Майкл Ондатже - В шкуре льва
Его работа так необычна и так сберегает время, что ему платят по доллару в час, тогда как другие рабочие получают по сорок центов. Но ему не завидуют. Никто не стремится делать и половину тех вещей, что делает он. В ночную смену он получает доллар двадцать пять центов в час, то взлетая на стропила эстакады с факелом в руке, то устремляясь вниз, как падающая звезда. Ему не нужно видеть конкретные предметы, у него в голове карта этого пространства, ему известно расположение опор моста, ширина пролетов в секундах движения — центральный пролет моста двести восемьдесят один фут и шесть дюймов, два боковых пролета по двести сорок футов и два крайних пролета по сто пятьдесят восемь. Он проскальзывает в отверстия на нижнем настиле моста и поднимается по канату вверх. Он точно знает, на какой высоте над рекой сейчас находится, знает длину канатов, знает, сколько секунд он может находиться в свободном падении. Ему не важно, день сейчас или ночь, он мог бы работать с завязанными глазами. Черное пространство — это время. Раскачавшись, он через три секунды вытягивает ноги, чтобы приземлиться на краю другой бетонной опоры. Он точно знает, где находится, как будто он капля ртути, катящаяся по карте.
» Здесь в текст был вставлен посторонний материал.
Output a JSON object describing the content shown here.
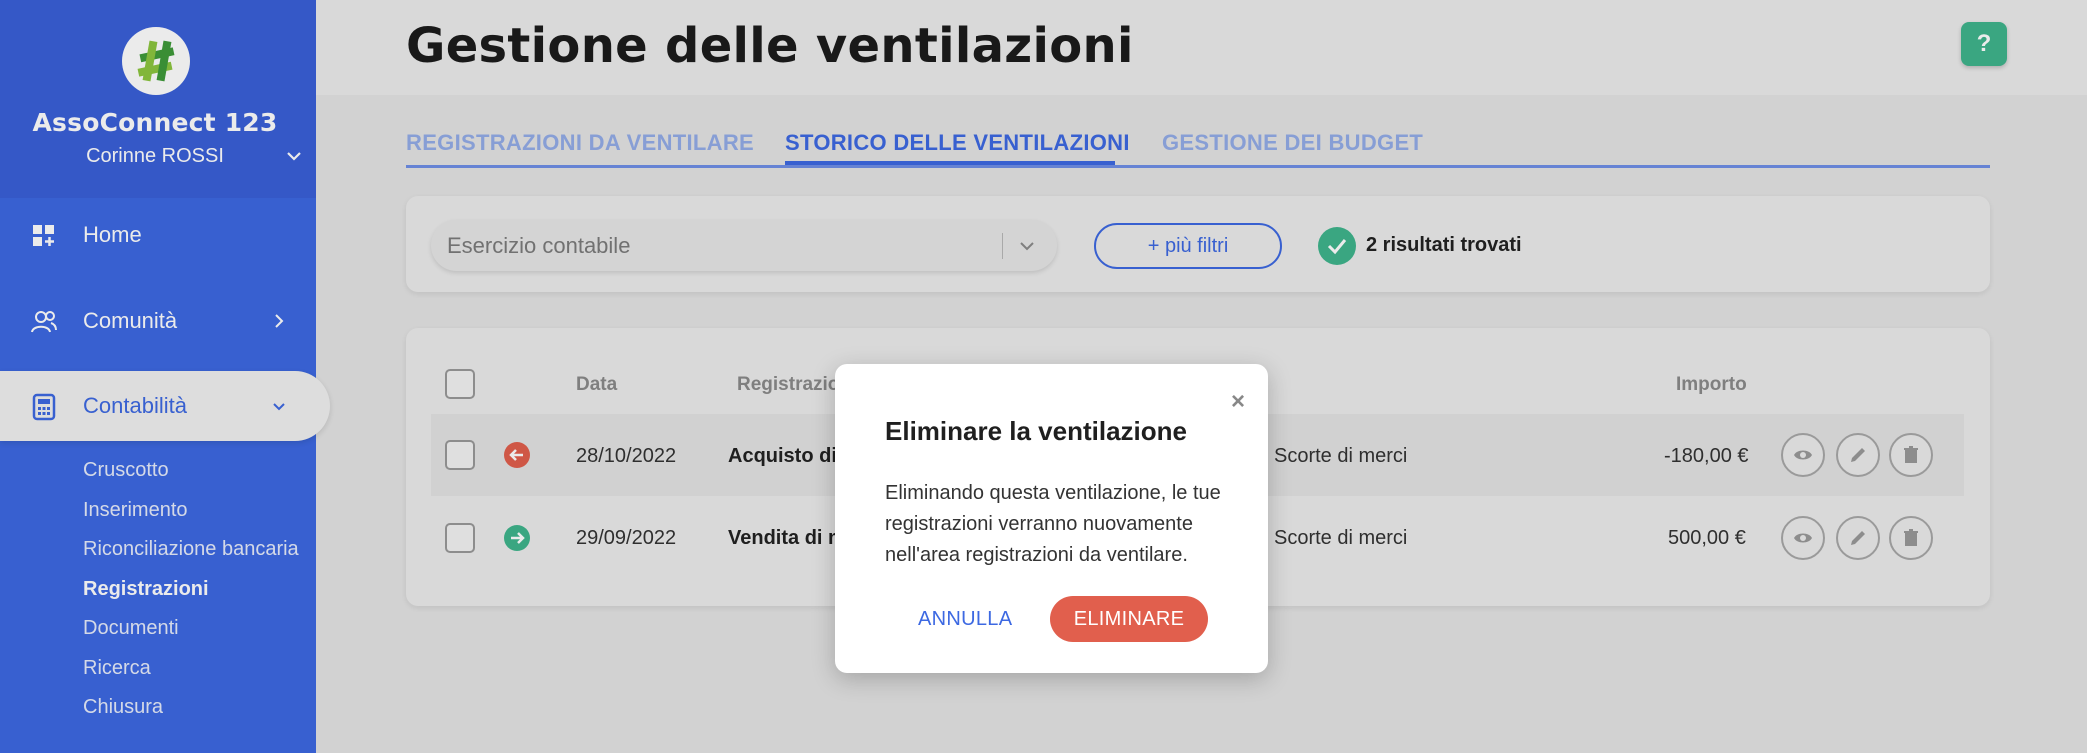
{
  "sidebar": {
    "org_name": "AssoConnect 123",
    "user_name": "Corinne ROSSI",
    "nav": [
      {
        "label": "Home",
        "icon": "dashboard-icon"
      },
      {
        "label": "Comunità",
        "icon": "users-icon"
      },
      {
        "label": "Contabilità",
        "icon": "calculator-icon"
      }
    ],
    "sub_items": [
      "Cruscotto",
      "Inserimento",
      "Riconciliazione bancaria",
      "Registrazioni",
      "Documenti",
      "Ricerca",
      "Chiusura"
    ],
    "active_sub": "Registrazioni"
  },
  "header": {
    "title": "Gestione delle ventilazioni",
    "help_label": "?"
  },
  "tabs": [
    {
      "label": "REGISTRAZIONI DA VENTILARE"
    },
    {
      "label": "STORICO DELLE VENTILAZIONI"
    },
    {
      "label": "GESTIONE DEI BUDGET"
    }
  ],
  "active_tab": "STORICO DELLE VENTILAZIONI",
  "filters": {
    "exercise_placeholder": "Esercizio contabile",
    "more_filters_label": "+ più filtri",
    "results_text": "2 risultati trovati"
  },
  "table": {
    "headers": {
      "date": "Data",
      "registration": "Registrazio",
      "amount": "Importo"
    },
    "rows": [
      {
        "direction": "out",
        "date": "28/10/2022",
        "registration": "Acquisto di",
        "account": "Scorte di merci",
        "amount": "-180,00 €"
      },
      {
        "direction": "in",
        "date": "29/09/2022",
        "registration": "Vendita di m",
        "account": "Scorte di merci",
        "amount": "500,00 €"
      }
    ]
  },
  "modal": {
    "close_label": "×",
    "title": "Eliminare la ventilazione",
    "body": "Eliminando questa ventilazione, le tue registrazioni verranno nuovamente nell'area registrazioni da ventilare.",
    "cancel_label": "ANNULLA",
    "delete_label": "ELIMINARE"
  },
  "colors": {
    "brand_blue": "#3d69e2",
    "success_green": "#3fb58d",
    "danger_red": "#e15f4d"
  }
}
* * *Попугай из города Саут-Ривер, сидевший в клетке у входа в ресторан «Охридское озеро», был слишком заинтригован событиями той ночи, чтобы позволить накрыть себя куском ткани. Посреди ресторана, в темноте, неподвижно стояла женщина. Мужчина за стойкой включил свет. Николас Темелков, сделав глоток спиртного, приблизился к птице. «Ну, Элисия, дорогая, как дела?» И, не дождавшись ответа, отошел. В пальцах левой руки он осторожно держал две рюмки, а локтем прижимал к себе бутылку.
Он что-то бормотал себе под нос в пустом зале, словно продолжая разговор с попугаем. С полудня до двух здесь ели и пили толпы посетителей. Хозяин Коста и его официант устраивали для публики шумные представления — босс гонялся за официантом по залу, выкрикивая оскорбления. Николас помнил, как пришел сюда в первый раз. Мужчины в темных пальто, разговоры о Европе.
Он налил в рюмку бренди и пододвинул женщине.
— Можешь не пить, если тебе не хочется, но если ты не против, выпей. Расценивай это как проявление вежливости. — Он быстро опрокинул свою рюмку и налил другую. — Спасибо, — произнес он, с любопытством ощупывая руку, словно она была чужой.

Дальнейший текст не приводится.